Un psychologue gamer

L'introduction évoque le cas GTA IV, on se souvient de la forte médiatisation du jeu lors de sa sortie, même dans les organes d'information plus généraux. Dès le départ, Serge Tisseron cherche à calmer le jeu. Cette espèce de chasse à la sorcière, « oeuvre violente », pouvant pervertir notre jeunesse, n'est pas très sérieuse. Notre homme connait les jeux vidéo et les pratique parfois. Certes, pas comme un hardcore-gamer mais plutôt un joueur de longue date, intéressé par le média. Il évoque les vertus du jeu vidéo sur la famille, cette capacité à fédérer un père et son fils autour d'une aventure par exemple.

Chaque chapitre brossera ensuite de grandes thématiques concernant le jeu vidéo. La peur face à cette addiction. L'idée de la construction de l'enfant via le jeu et j'en passe. Globalement, chaque chapitre est composé de courts sous-chapitres permettant de brasser un certain nombre d'idées, de références et de citations s'en vraiment verser dans le grand n'importe-quoi ni le raccourci.

La psychologie et le jeu vidéo

En bon psychologue, Serge Tisseron ressort les arguments issus de sa discipline pour déboulonner quelques idées reçues concernant notre média.

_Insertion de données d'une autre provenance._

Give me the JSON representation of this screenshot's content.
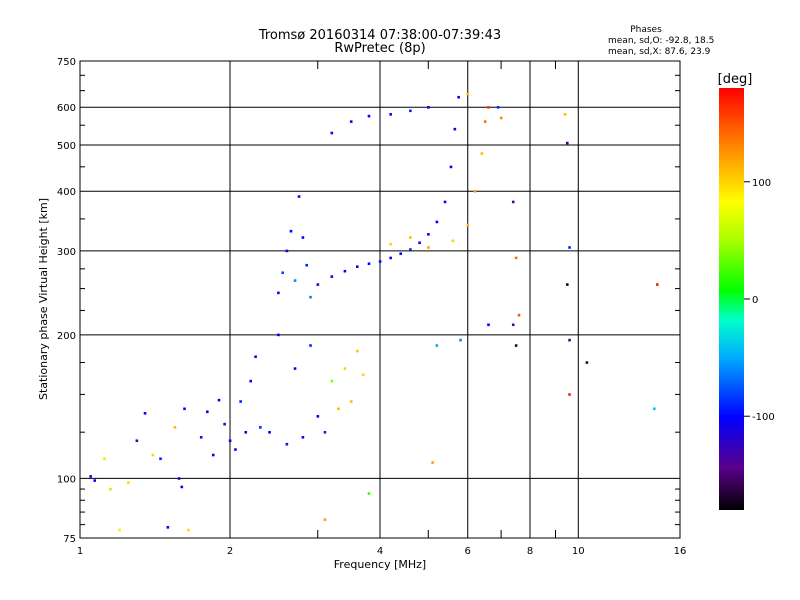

Par exemple, celle consistant à faire du jeu vidéo le bouc émissaire de la chute du niveau scolaire des enfants. Les parents, nous explique-t-il, cherche à trouver à ce stade où la distance se fait, le propre même de l'adolescence, phase transitoire entre l'enfance et l'âge adulte, des explications ne les remettant pas trop en cause.

Le jeu vidéo, extérieur et ne les concernant pas, devient la cible parfaite. Rien d'original mais il est toujours bon de le rappeler, comme le fera Tisseron tout au long de l'ouvrage, que différents facteurs sont à prendre en compte, que les jeux vidéo ne sont jamais l'explication ultime. Ils peuvent rentrer dans l'analyse mais ne sont bien souvent pas les causes mais des conséquences d'un repli de l'enfant, d'une fuite du groupe ou d'une homogénisation qui ne se fait plus entre lui et la cellule familiale. Isolé donc il joue de façon excessive.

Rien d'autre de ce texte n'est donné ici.